The response of the regime has been just as important as the demonstrations themselves. Moscow is not Chechnya; the regime is not going to enforce compliance at gunpoint against thousands of its citizens. The widespread use of the internet to broadcast images of the protests also left the state-controlled media with a tough choice — ignore or misrepresent the protests and be ridiculed for ignoring a mass event that everyone has already seen online, or cover them as they occurred. The media chose to do the latter.
Individual businessmen and political dissidents could be arrested, and individual journalists who persisted in uncovering dirt on the regime could be beaten or even killed. But tens of thousands of Russians assembling peacefully in a dozen cities represent a different challenge. They have managed to puncture the image of Putin and his regime as inevitable and invincible.

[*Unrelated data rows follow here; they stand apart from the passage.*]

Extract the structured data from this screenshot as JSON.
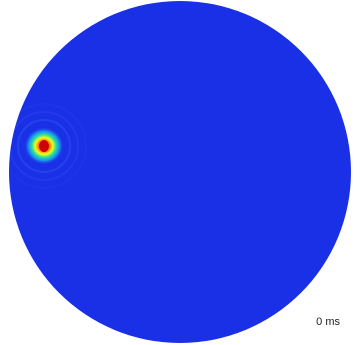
{
  "time_label": "0 ms",
  "colors": {
    "background": "#ffffff",
    "field": "#1a30e6",
    "hotspot_core": "#e10000",
    "hotspot_mid": "#f4ff1a",
    "hotspot_outer": "#27e0a0"
  }
}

Nothing much is likely to change now — the courts seem unwilling to entertain a change in the announced election results, much less throw out and redo the parliamentary elections. Yet over the next few months the political game in Russia will change. A new election commission that has more public trust will almost certainly be demanded for the Presidential elections. And credible opposition candidates may be allowed to campaign.
Whether Putin is in danger of losing will depend on what happens in the Russian economy in the next few months. A European crisis that drags down Russia, or the continued outflow of capital to a degree that cramps investment and demoralizes Russia, could lead to a strong challenge.
It seems unlikely that any challenger has sufficient national recognition and standing to defeat Putin at the polls, even in a reasonably fair election. But we cannot rule out surprises (although Putin will do all he can to do so). The world did not expect Salafists to do so well in Egypt; nor for Herman Cain and then Newt Gingrich to lead the US Republican polls. When people are given freedom to vote, surprises can emerge. Who knows if an ‘anyone but Putin’ movement will gain traction in the coming months?
A new chapter has begun in the politics of the Russian Federation. We can only watch as it unfolds with excitement and hope. Where it will lead is not yet clear.